WRP and its directors, executive officers and certain other members of
management and employees may be deemed to be participants in soliciting
proxies from its shareholders in favor of the proposed merger.
Information regarding the persons who may, under the rules of the SEC,
be considered to be participants in the solicitation of WRP’s
shareholders in connection with the proposed transaction is set forth in
WRP’s definitive proxy statement for its
annual meeting. Additional information regarding these individuals and
any interest they have in the proposed transaction is set forth in the
definitive joint proxy statement/prospectus on file with the SEC.
Cautionary Statement Regarding Forward-Looking Statements
This press release, together with other statements and information
publicly disseminated by WRP, contains certain forward-looking
statements within the meaning of Section 27A of the Securities Act of
1933, as amended, and Section 21E of the Securities Exchange Act of
1934, as amended. These forward-looking statements relate to WRP’s
outlook or expectations for earnings, revenues, expenses, asset quality
or other future financial or business performance, strategies or
expectations, or the impact of legal, regulatory or supervisory matters
on WRP’s business operations or performance.
Specifically, forward-looking statements may include:
statements relating to the benefits of the merger with Reis;
statements relating to future business prospects, revenue, income and
cash flows of WRP individually;
statements relating to revenues of the resulting company after the
merger with Reis; and
statements preceded by, followed by or that include the words “estimate,”
“plan,” “project,”
“intend,” “expect,”
“anticipate,” “believe,”
“seek,” “target”
or similar expressions.
These statements reflect WRP’s management’s
judgment based on currently available information and involve a number
of risks and uncertainties that could cause actual results to differ
materially from those in the forward-looking statements. With respect to
these forward-looking statements, WRP’s
management has made assumptions regarding, among other things, the
determination of estimated net realizable value for its assets and the
determination of estimated settlement amounts for its liabilities and
general economic conditions.
Future performance cannot be ensured. Actual results may differ
materially from those in the forward-looking statements.

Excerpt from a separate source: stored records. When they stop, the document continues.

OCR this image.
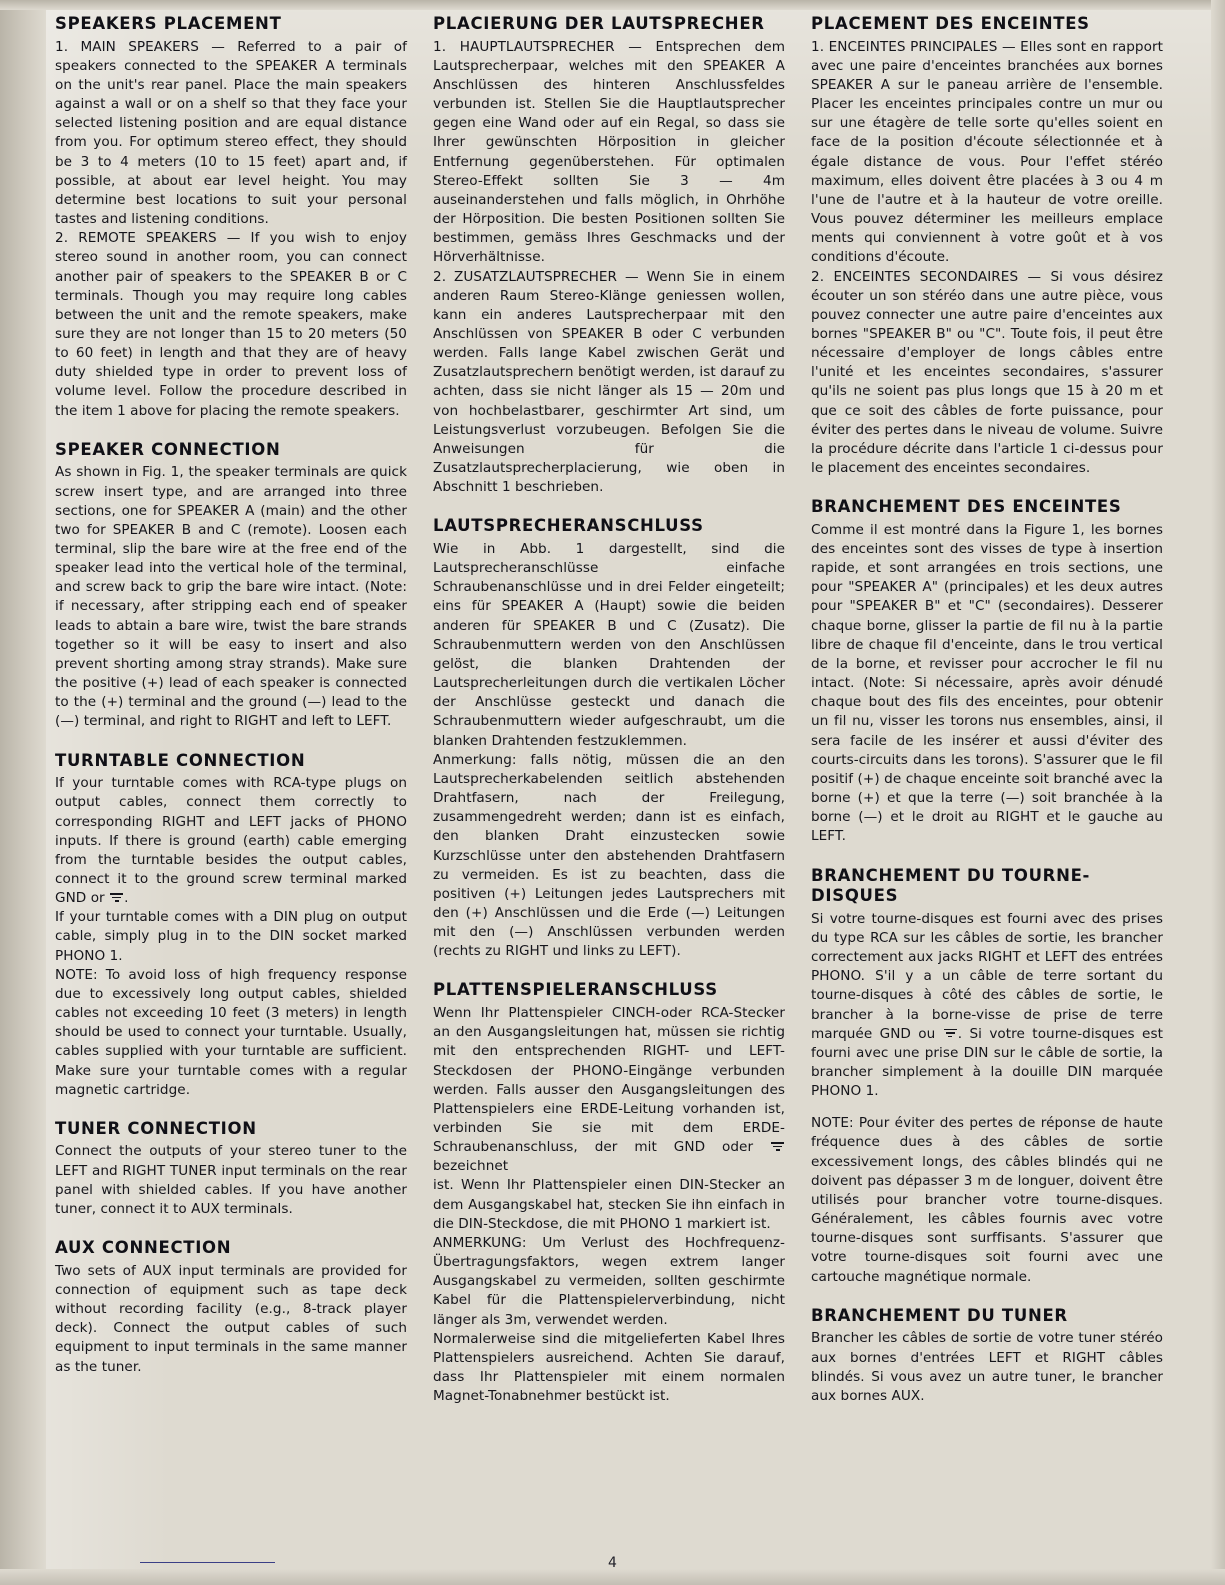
SPEAKERS PLACEMENT

1. MAIN SPEAKERS — Referred to a pair of speakers connected to the SPEAKER A terminals on the unit's rear panel. Place the main speakers against a wall or on a shelf so that they face your selected listening position and are equal distance from you. For optimum stereo effect, they should be 3 to 4 meters (10 to 15 feet) apart and, if possible, at about ear level height. You may determine best locations to suit your personal tastes and listening conditions.

2. REMOTE SPEAKERS — If you wish to enjoy stereo sound in another room, you can connect another pair of speakers to the SPEAKER B or C terminals. Though you may require long cables between the unit and the remote speakers, make sure they are not longer than 15 to 20 meters (50 to 60 feet) in length and that they are of heavy duty shielded type in order to prevent loss of volume level. Follow the procedure described in the item 1 above for placing the remote speakers.

SPEAKER CONNECTION

As shown in Fig. 1, the speaker terminals are quick screw insert type, and are arranged into three sections, one for SPEAKER A (main) and the other two for SPEAKER B and C (remote). Loosen each terminal, slip the bare wire at the free end of the speaker lead into the vertical hole of the terminal, and screw back to grip the bare wire intact. (Note: if necessary, after stripping each end of speaker leads to abtain a bare wire, twist the bare strands together so it will be easy to insert and also prevent shorting among stray strands). Make sure the positive (+) lead of each speaker is connected to the (+) terminal and the ground (—) lead to the (—) terminal, and right to RIGHT and left to LEFT.

TURNTABLE CONNECTION

If your turntable comes with RCA-type plugs on output cables, connect them correctly to corresponding RIGHT and LEFT jacks of PHONO inputs. If there is ground (earth) cable emerging from the turntable besides the output cables, connect it to the ground screw terminal marked GND or
.

If your turntable comes with a DIN plug on output cable, simply plug in to the DIN socket marked PHONO 1.

NOTE: To avoid loss of high frequency response due to excessively long output cables, shielded cables not exceeding 10 feet (3 meters) in length should be used to connect your turntable. Usually, cables supplied with your turntable are sufficient. Make sure your turntable comes with a regular magnetic cartridge.

TUNER CONNECTION

Connect the outputs of your stereo tuner to the LEFT and RIGHT TUNER input terminals on the rear panel with shielded cables. If you have another tuner, connect it to AUX terminals.

AUX CONNECTION

Two sets of AUX input terminals are provided for connection of equipment such as tape deck without recording facility (e.g., 8-track player deck). Connect the output cables of such equipment to input terminals in the same manner as the tuner.

PLACIERUNG DER LAUTSPRECHER

1. HAUPTLAUTSPRECHER — Entsprechen dem Lautsprecherpaar, welches mit den SPEAKER A Anschlüssen des hinteren Anschlussfeldes verbunden ist. Stellen Sie die Hauptlautsprecher gegen eine Wand oder auf ein Regal, so dass sie Ihrer gewünschten Hörposition in gleicher Entfernung gegenüberstehen. Für optimalen Stereo-Effekt sollten Sie 3 — 4m auseinanderstehen und falls möglich, in Ohrhöhe der Hörposition. Die besten Positionen sollten Sie bestimmen, gemäss Ihres Geschmacks und der Hörverhältnisse.

2. ZUSATZLAUTSPRECHER — Wenn Sie in einem anderen Raum Stereo-Klänge geniessen wollen, kann ein anderes Lautsprecherpaar mit den Anschlüssen von SPEAKER B oder C verbunden werden. Falls lange Kabel zwischen Gerät und Zusatzlautsprechern benötigt werden, ist darauf zu achten, dass sie nicht länger als 15 — 20m und von hochbelastbarer, geschirmter Art sind, um Leistungsverlust vorzubeugen. Befolgen Sie die Anweisungen für die Zusatzlautsprecherplacierung, wie oben in Abschnitt 1 beschrieben.

LAUTSPRECHERANSCHLUSS

Wie in Abb. 1 dargestellt, sind die Lautsprecheranschlüsse einfache Schraubenanschlüsse und in drei Felder eingeteilt; eins für SPEAKER A (Haupt) sowie die beiden anderen für SPEAKER B und C (Zusatz). Die Schraubenmuttern werden von den Anschlüssen gelöst, die blanken Drahtenden der Lautsprecherleitungen durch die vertikalen Löcher der Anschlüsse gesteckt und danach die Schraubenmuttern wieder aufgeschraubt, um die blanken Drahtenden festzuklemmen.

Anmerkung: falls nötig, müssen die an den Lautsprecherkabelenden seitlich abstehenden Drahtfasern, nach der Freilegung, zusammengedreht werden; dann ist es einfach, den blanken Draht einzustecken sowie Kurzschlüsse unter den abstehenden Drahtfasern zu vermeiden. Es ist zu beachten, dass die positiven (+) Leitungen jedes Lautsprechers mit den (+) Anschlüssen und die Erde (—) Leitungen mit den (—) Anschlüssen verbunden werden (rechts zu RIGHT und links zu LEFT).

PLATTENSPIELERANSCHLUSS

Wenn Ihr Plattenspieler CINCH-oder RCA-Stecker an den Ausgangsleitungen hat, müssen sie richtig mit den entsprechenden RIGHT- und LEFT-Steckdosen der PHONO-Eingänge verbunden werden. Falls ausser den Ausgangsleitungen des Plattenspielers eine ERDE-Leitung vorhanden ist, verbinden Sie sie mit dem ERDE-Schraubenanschluss, der mit GND oder
bezeichnet

ist. Wenn Ihr Plattenspieler einen DIN-Stecker an dem Ausgangskabel hat, stecken Sie ihn einfach in die DIN-Steckdose, die mit PHONO 1 markiert ist.

ANMERKUNG: Um Verlust des Hochfrequenz-Übertragungsfaktors, wegen extrem langer Ausgangskabel zu vermeiden, sollten geschirmte Kabel für die Plattenspielerverbindung, nicht länger als 3m, verwendet werden.

Normalerweise sind die mitgelieferten Kabel Ihres Plattenspielers ausreichend. Achten Sie darauf, dass Ihr Plattenspieler mit einem normalen Magnet-Tonabnehmer bestückt ist.

PLACEMENT DES ENCEINTES

1. ENCEINTES PRINCIPALES — Elles sont en rapport avec une paire d'enceintes branchées aux bornes SPEAKER A sur le paneau arrière de l'ensemble. Placer les enceintes principales contre un mur ou sur une étagère de telle sorte qu'elles soient en face de la position d'écoute sélectionnée et à égale distance de vous. Pour l'effet stéréo maximum, elles doivent être placées à 3 ou 4 m l'une de l'autre et à la hauteur de votre oreille. Vous pouvez déterminer les meilleurs emplace ments qui conviennent à votre goût et à vos conditions d'écoute.

2. ENCEINTES SECONDAIRES — Si vous désirez écouter un son stéréo dans une autre pièce, vous pouvez connecter une autre paire d'enceintes aux bornes "SPEAKER B" ou "C". Toute fois, il peut être nécessaire d'employer de longs câbles entre l'unité et les enceintes secondaires, s'assurer qu'ils ne soient pas plus longs que 15 à 20 m et que ce soit des câbles de forte puissance, pour éviter des pertes dans le niveau de volume. Suivre la procédure décrite dans l'article 1 ci-dessus pour le placement des enceintes secondaires.

BRANCHEMENT DES ENCEINTES

Comme il est montré dans la Figure 1, les bornes des enceintes sont des visses de type à insertion rapide, et sont arrangées en trois sections, une pour "SPEAKER A" (principales) et les deux autres pour "SPEAKER B" et "C" (secondaires). Desserer chaque borne, glisser la partie de fil nu à la partie libre de chaque fil d'enceinte, dans le trou vertical de la borne, et revisser pour accrocher le fil nu intact. (Note: Si nécessaire, après avoir dénudé chaque bout des fils des enceintes, pour obtenir un fil nu, visser les torons nus ensembles, ainsi, il sera facile de les insérer et aussi d'éviter des courts-circuits dans les torons). S'assurer que le fil positif (+) de chaque enceinte soit branché avec la borne (+) et que la terre (—) soit branchée à la borne (—) et le droit au RIGHT et le gauche au LEFT.

BRANCHEMENT DU TOURNE-DISQUES

Si votre tourne-disques est fourni avec des prises du type RCA sur les câbles de sortie, les brancher correctement aux jacks RIGHT et LEFT des entrées PHONO. S'il y a un câble de terre sortant du tourne-disques à côté des câbles de sortie, le brancher à la borne-visse de prise de terre marquée GND ou
. Si votre tourne-disques est fourni avec une prise DIN sur le câble de sortie, la brancher simplement à la douille DIN marquée PHONO 1.

NOTE: Pour éviter des pertes de réponse de haute fréquence dues à des câbles de sortie excessivement longs, des câbles blindés qui ne doivent pas dépasser 3 m de longuer, doivent être utilisés pour brancher votre tourne-disques. Généralement, les câbles fournis avec votre tourne-disques sont surffisants. S'assurer que votre tourne-disques soit fourni avec une cartouche magnétique normale.

BRANCHEMENT DU TUNER

Brancher les câbles de sortie de votre tuner stéréo aux bornes d'entrées LEFT et RIGHT câbles blindés. Si vous avez un autre tuner, le brancher aux bornes AUX.

4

Some factors
that could cause WRP’s actual results to
differ include:
expected benefits from the merger with Reis may not be fully realized
or at all;
revenues following the merger with Reis may be lower than expected;
the possibility of litigation arising as a result of terminating the
Plan;
adverse changes in the real estate industry and the markets in which
the post-merger company will operate;
the inability to retain and increase the number of customers of the
post-merger company;
competition;
difficulties in protecting the security, confidentiality, integrity
and reliability of the data of the post-merger company;
legal and regulatory issues;
changes in accounting policies or practices; and
the risk factors listed under “Item 1A.
Risk Factors” in WRP’s
annual report on Form 10-K for the year ended December 31, 2006, which
was filed with the SEC on March 29, 2007, as amended, on April 30,
2007, and those listed and under “Risk
Factors” in WRP’s
registration statement on Form S-4 which was initially filed with the
SEC on December 28, 2006 and, as amended, on March 9, 2007, April 11,
2007 and April 30, 2007.
You are cautioned not to place undue reliance on any forward-looking
statements, which speak only as of the date of this press release.
Except as required by law, WRP undertakes no obligation to publicly
update or release any revisions to these forward-looking statements to
reflect any events or circumstances after the date of this press release
or to reflect the occurrence of unanticipated events.